The exception to the exclusion reads: "This policy does not apply ... to ... business pursuits ... except activities therein which are ordinarily incident to non-business pursuits...." The authority in other jurisdictions is split over whether this exception should apply to babysitting activities under circumstances similar to those present here. California, Kentucky, Illinois and Minnesota using differing rationales have held that the exception applies in a babysitting context, and Alabama and Florida have held that it does not. Crane v. State Farm Fire and Casualty Co., 5 Cal. 3d 112, 95 Cal. Rptr. 513, 485 P.2d 1129 (1971); Foster v. Allstate Ins. Co., 637 S.W.2d 655 (Ky.App.1981); Bankers Standard Ins. Co. v. Olwell, 309 N.W.2d 799 (Minn.1981); Stanley v. American Fire & Cas. Co., 361 So. 2d 1030 (Ala.1978); Peterson v. Highlands Ins. Co., 328 So. 2d 49 (Fla.App.1976).

The leading case which held that the exception applied in a similar babysitting context is Crane v. State Farm Fire and Casualty Co., 5 Cal. 3d 112, 95 Cal. Rptr. 513, 485 P.2d 1129 (1971). In Crane, the cause of the injury was not known, but the complaint against the babysitter alleged negligence and improper supervision. The babysitter had two small children of her own, and at the time of the accident she was engaged in her regular activity of maintaining a household and caring for the children. The California Supreme Court reasoned that since the babysitter did nothing in caring for the extra children that she would not normally do if she only had her own children to supervise, her activities were normally incident to a non-business pursuit. The Court stated: "Indeed, it is difficult to conceive of *35 an activity more ordinarily incident to a noncommercial pursuit than the home care of children." Judge Simeone discusses this case in his opinion in Martinelli v. Security Ins. Co. of New Haven, 490 S.W.2d 427, 430 (Mo.App.1972). The Alabama Supreme Court faced with essentially the same facts and exclusion clause before the Court in Crane reached an opposite conclusion. Stanley v. American Fire & Casualty Co., 361 So. 2d 1030 (Ala.1978).

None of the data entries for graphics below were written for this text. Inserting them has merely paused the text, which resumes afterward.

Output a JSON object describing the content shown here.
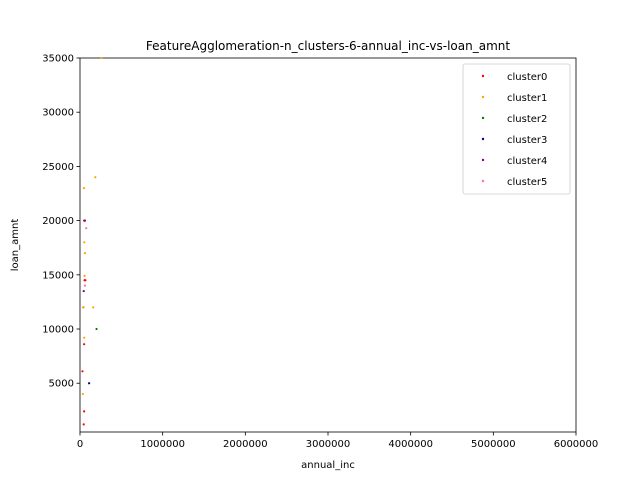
{
  "chart_data": {
    "type": "scatter",
    "title": "FeatureAgglomeration-n_clusters-6-annual_inc-vs-loan_amnt",
    "xlabel": "annual_inc",
    "ylabel": "loan_amnt",
    "xlim": [
      0,
      6000000
    ],
    "ylim": [
      500,
      35000
    ],
    "x_ticks": [
      0,
      1000000,
      2000000,
      3000000,
      4000000,
      5000000,
      6000000
    ],
    "y_ticks": [
      5000,
      10000,
      15000,
      20000,
      25000,
      30000,
      35000
    ],
    "grid": false,
    "legend_position": "top-right",
    "series": [
      {
        "name": "cluster0",
        "color": "#ff0000",
        "points": [
          [
            50000,
            20000
          ],
          [
            55000,
            14500
          ],
          [
            65000,
            14500
          ],
          [
            50000,
            8600
          ],
          [
            30000,
            6100
          ],
          [
            50000,
            2400
          ],
          [
            45000,
            1200
          ],
          [
            40000,
            12000
          ]
        ]
      },
      {
        "name": "cluster1",
        "color": "#ffa500",
        "points": [
          [
            48000,
            23000
          ],
          [
            185000,
            24000
          ],
          [
            52000,
            18000
          ],
          [
            60000,
            17000
          ],
          [
            55000,
            14900
          ],
          [
            40000,
            12000
          ],
          [
            160000,
            12000
          ],
          [
            52000,
            9200
          ],
          [
            35000,
            4000
          ],
          [
            260000,
            35000
          ]
        ]
      },
      {
        "name": "cluster2",
        "color": "#008000",
        "points": [
          [
            200000,
            10000
          ]
        ]
      },
      {
        "name": "cluster3",
        "color": "#00008b",
        "points": [
          [
            110000,
            5000
          ]
        ]
      },
      {
        "name": "cluster4",
        "color": "#800080",
        "points": [
          [
            45000,
            13500
          ],
          [
            60000,
            20000
          ]
        ]
      },
      {
        "name": "cluster5",
        "color": "#ff69b4",
        "points": [
          [
            75000,
            19300
          ],
          [
            60000,
            14000
          ]
        ]
      }
    ]
  }
}
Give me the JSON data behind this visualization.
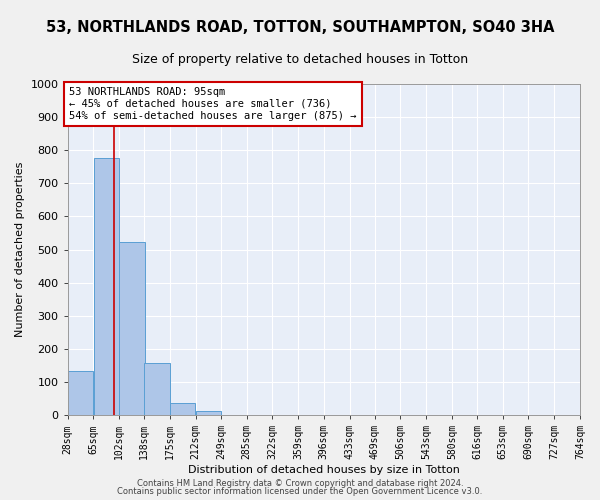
{
  "title1": "53, NORTHLANDS ROAD, TOTTON, SOUTHAMPTON, SO40 3HA",
  "title2": "Size of property relative to detached houses in Totton",
  "xlabel": "Distribution of detached houses by size in Totton",
  "ylabel": "Number of detached properties",
  "bar_edges": [
    28,
    65,
    102,
    138,
    175,
    212,
    249,
    285,
    322,
    359,
    396,
    433,
    469,
    506,
    543,
    580,
    616,
    653,
    690,
    727,
    764
  ],
  "bar_values": [
    132,
    778,
    523,
    158,
    37,
    13,
    0,
    0,
    0,
    0,
    0,
    0,
    0,
    0,
    0,
    0,
    0,
    0,
    0,
    0
  ],
  "bar_color": "#aec6e8",
  "bar_edge_color": "#5a9fd4",
  "vline_x": 95,
  "vline_color": "#cc0000",
  "annotation_text": "53 NORTHLANDS ROAD: 95sqm\n← 45% of detached houses are smaller (736)\n54% of semi-detached houses are larger (875) →",
  "annotation_box_color": "#ffffff",
  "annotation_box_edge": "#cc0000",
  "ylim": [
    0,
    1000
  ],
  "yticks": [
    0,
    100,
    200,
    300,
    400,
    500,
    600,
    700,
    800,
    900,
    1000
  ],
  "background_color": "#e8eef8",
  "grid_color": "#ffffff",
  "footer1": "Contains HM Land Registry data © Crown copyright and database right 2024.",
  "footer2": "Contains public sector information licensed under the Open Government Licence v3.0.",
  "title1_fontsize": 10.5,
  "title2_fontsize": 9,
  "axis_label_fontsize": 8,
  "tick_label_fontsize": 7,
  "footer_fontsize": 6,
  "annotation_fontsize": 7.5,
  "fig_bg_color": "#f0f0f0"
}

Recently the Kentucky Court of Appeals was confronted by the same facts and exclusionary clause before us here and before the courts in Crane and Stanley. Foster v. Allstate Ins. Co., 637 S.W.2d 655 (Ky.App. 1981). In finding coverage the court stated:

The Alabama Court would have us look to whether the tortious conduct of the insured was conduct ordinarily incident to his particular business pursuit. If this view is correct, then there is plainly no coverage here because supervision of a child is ordinarily incident to baby-sitting or child care. The California Court and our own first reading of the exception would have us look to whether the tortious conduct was conduct ordinarily incident to nonbusiness pursuits, regardless of the fact that it may have been conduct ordinarily incident to the particular business pursuit. If this view is correct, then its effect would be to read the exception as manifesting an intention to provide coverage for ordinary homeowner or domestic activities such as child care even though money might be earned from them.

637 S.W.2d at 657.

We conclude that the exception applies to the case here and affirm the judgment of the trial court.

CRIST, J., concurs.

CRANDALL, P.J., dissents in a separate opinion.

CRANDALL, Presiding Judge, dissenting.

I respectfully dissent. Two issues are raised in this appeal. First, did the death of Michael Johnson arise out of the business pursuits of the insured Theresa Goodall. The majority opinion tacitly concedes this issue by dealing with the exception to the policy exclusion rather than the exclusion itself.

Second, given the business pursuits of the insured, did the death arise out of an activity which was "ordinarily incident to nonbusiness pursuits." In order for the activity to be an exception to the exclusionary clause, it must be one which is not associated or related in any way to the insured's business pursuits. Martinelli v. Security Ins. Co. of New Haven, 490 S.W.2d 427 (Mo.App.1972). The activity in this case is the alleged failure to properly supervise a young child, a duty which flows directly from the business pursuits of the insured. Stanley v. American Fire and Casualty Co., 361 So. 2d 1030 (Ala.1978).

I therefore disagree with the majority and would reverse the judgment of the trial court.